In both i am using the same PC , i just switch my OS and the code it’s the same for both versions.
I don’t know exactly why that might be. My code has a hard use on Thrust,Cublas and Arrayfire… And Raw Cuda Kernels…
But i have been experiencing some kind of issue on windows with video games too… there are few games where the performance of the GPU it’s pretty low, 30 - 50% usage…
Maybe anyone can give some directions or idea about what could be happening?
Windows 10
AMD FX 6300
Gigabyte 970 GTX Turbo Twin
Ubuntu 15
8 GB Of RAM
MSI 970A-g43
For windows, Are you building debug projects in visual studio? Or release projects?
In general, performance differences between windows (WDDM) and linux don’t surprise me. I’m not sure that 4X is typical, but that may be due to how you are building the project.
A given CUDA kernel, once it is started, should run in approximately the same time (assuming the same data and input conditions) on windows vs. linux. (Although the amount of allocated memory on the GPU may apparently affect this claim.) You should be able to verify this with a profiler.
Of course, this is going to be hard to manage with a complicated application that uses multiple frameworks. If you’re wanting to understand the difference, you may need to start narrowing the problem down or subdividing it.
Hi. On both OS, i am using a release version of the cuda app.
I don’t know exactly why that might be happening, but the time difference is quite big. On ubuntu some iterative running could take around 400 seconds and on windows can even take around 1400 seconds. Both in exactly the same configuration.
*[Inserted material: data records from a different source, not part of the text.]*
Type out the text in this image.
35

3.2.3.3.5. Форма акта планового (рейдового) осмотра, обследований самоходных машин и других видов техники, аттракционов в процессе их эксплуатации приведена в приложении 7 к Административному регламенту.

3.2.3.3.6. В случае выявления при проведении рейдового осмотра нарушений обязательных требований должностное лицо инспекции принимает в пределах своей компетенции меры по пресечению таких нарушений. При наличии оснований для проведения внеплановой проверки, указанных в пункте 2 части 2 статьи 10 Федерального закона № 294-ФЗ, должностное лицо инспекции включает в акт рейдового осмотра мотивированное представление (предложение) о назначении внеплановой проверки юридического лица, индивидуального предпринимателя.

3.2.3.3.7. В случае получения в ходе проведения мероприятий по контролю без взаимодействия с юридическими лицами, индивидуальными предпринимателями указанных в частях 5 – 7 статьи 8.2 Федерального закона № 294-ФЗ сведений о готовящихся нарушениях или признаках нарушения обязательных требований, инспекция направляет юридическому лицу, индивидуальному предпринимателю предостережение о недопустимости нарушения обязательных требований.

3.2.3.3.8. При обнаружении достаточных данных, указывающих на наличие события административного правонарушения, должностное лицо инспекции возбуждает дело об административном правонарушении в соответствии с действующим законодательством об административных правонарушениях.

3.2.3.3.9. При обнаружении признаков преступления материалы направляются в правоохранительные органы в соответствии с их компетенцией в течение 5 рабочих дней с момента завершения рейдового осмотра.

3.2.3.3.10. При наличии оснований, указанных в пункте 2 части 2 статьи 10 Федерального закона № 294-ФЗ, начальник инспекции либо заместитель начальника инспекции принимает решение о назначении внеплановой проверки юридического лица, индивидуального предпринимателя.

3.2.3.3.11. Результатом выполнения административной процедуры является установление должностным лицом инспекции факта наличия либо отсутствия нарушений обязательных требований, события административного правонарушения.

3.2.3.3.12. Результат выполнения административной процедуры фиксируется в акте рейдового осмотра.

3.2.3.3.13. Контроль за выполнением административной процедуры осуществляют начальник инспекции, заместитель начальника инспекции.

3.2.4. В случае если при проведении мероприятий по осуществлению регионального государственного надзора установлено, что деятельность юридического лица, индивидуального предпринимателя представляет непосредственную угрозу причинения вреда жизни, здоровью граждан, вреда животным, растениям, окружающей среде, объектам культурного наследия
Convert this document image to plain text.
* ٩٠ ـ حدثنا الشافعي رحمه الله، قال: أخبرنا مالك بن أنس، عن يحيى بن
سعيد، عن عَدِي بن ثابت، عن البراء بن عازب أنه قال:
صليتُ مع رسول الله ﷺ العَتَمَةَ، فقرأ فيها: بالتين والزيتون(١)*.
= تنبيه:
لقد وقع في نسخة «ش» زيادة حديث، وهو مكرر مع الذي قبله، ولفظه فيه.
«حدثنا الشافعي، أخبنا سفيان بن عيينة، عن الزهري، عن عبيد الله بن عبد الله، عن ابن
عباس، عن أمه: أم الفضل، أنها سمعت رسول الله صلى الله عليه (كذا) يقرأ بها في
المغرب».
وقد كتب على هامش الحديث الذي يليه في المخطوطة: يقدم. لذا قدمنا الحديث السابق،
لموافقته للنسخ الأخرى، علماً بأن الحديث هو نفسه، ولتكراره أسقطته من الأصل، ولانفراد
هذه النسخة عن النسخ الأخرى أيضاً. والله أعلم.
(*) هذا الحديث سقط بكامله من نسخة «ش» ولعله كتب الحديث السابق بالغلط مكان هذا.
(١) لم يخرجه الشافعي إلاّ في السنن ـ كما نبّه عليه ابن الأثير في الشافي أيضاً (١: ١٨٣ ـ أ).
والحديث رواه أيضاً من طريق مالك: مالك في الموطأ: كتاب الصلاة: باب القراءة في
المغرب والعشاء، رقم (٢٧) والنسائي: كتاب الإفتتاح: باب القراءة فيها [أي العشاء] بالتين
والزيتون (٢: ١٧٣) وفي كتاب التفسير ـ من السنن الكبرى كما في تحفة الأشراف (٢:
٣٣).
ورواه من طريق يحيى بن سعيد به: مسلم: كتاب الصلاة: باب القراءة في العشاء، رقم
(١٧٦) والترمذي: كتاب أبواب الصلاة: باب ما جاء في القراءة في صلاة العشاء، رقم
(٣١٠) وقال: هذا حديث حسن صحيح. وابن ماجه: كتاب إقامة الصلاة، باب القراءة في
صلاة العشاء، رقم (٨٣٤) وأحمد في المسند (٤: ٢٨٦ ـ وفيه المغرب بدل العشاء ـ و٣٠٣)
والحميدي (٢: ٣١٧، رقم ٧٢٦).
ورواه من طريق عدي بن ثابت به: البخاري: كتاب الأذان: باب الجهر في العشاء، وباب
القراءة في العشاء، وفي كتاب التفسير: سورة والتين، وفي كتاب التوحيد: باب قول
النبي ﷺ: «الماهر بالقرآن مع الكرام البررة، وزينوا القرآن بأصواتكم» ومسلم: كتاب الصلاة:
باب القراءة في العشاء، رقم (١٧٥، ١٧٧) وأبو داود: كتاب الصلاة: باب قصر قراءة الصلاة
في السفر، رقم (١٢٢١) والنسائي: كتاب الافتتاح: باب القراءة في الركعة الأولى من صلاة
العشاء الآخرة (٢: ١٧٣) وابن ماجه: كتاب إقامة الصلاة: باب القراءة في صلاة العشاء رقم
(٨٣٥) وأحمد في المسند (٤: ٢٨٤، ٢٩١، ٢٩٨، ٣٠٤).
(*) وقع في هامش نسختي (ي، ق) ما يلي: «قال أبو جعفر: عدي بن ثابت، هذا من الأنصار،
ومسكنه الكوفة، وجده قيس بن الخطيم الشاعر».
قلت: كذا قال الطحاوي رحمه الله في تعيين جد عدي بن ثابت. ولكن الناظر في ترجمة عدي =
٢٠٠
I have another issue, for some reason the visaul profiler get stuck creating the timeline. the only way to get metrics is using the visual studio nsight tools… so i don’t know exactly why that might be.
The profilers generally have more difficulty on large, complicated applications. There’s a variety of reasons for this, but a simple one is that various hardware counters can overflow, leading to a loss of profiling data.
The usual suggestion is to simplify the application to either narrow down the problem, or subdivide the problem.
If you have access to the source code for the application, you can usually help the profiler out by turning on and off profiling for just a short segment of the application, using the profiler API.
You do not need to use the Visual Profiler. You can get a basic profile (as well as very sophisticated profiles) from the command line profiler, nvprof:
(1) #include <cuda_profiler_api.h> in your source code
(2) call cudaProfilerStop() before the application exit point
(3) run nvprof --print-gpu-trace [your app name]
This should produce a list of all kernel invocations and H/D copies. If you use identical hardware for Linux and Windows, the timing of these should match within 2% or so. If that is not the case, your build settings or application configurations are probably not the same.
“To collect all the events and metrics that are needed for the guided analysis system, you can simply use the --analysis-metrics option along with the --kernels option to select the kernel(s) to collect events and metrics for. See Remote Profiling for more information.”
Best I know, under the hood nvprof uses the same infrastructure as the Visual Profiler. Given the problems you described above with a (presumably) complex and long-running application overwhelming the profiler’s processing capabilities, I would suggest starting out with some simple profiles first to see if you can exclude things like kernel run time from the list of potential culprits, and narrow down the areas of interest.
You may also want to simplify tracing by turning the profile on/off programmatically which will generate shorter, more manageable traces. This would also help mitigate the risk of hardware counter overflows pointed out by txbob. Profiling a short segment of steady-state execution may be sufficient.
Glad to hear that using nvprof solved your profiling issues. I think nvprof may be under-appreciated by many CUDA developers, possibly because command line tools are considered 20th century technology.
I warmly recommend it, however, since it is a tool that can scale from simple profiling tasks to quite sophisticated ones, with a user interface that I consider well thought out. And as you found out, if visualization is ultimately required, it is trivial to import the data into the Visual Profiler.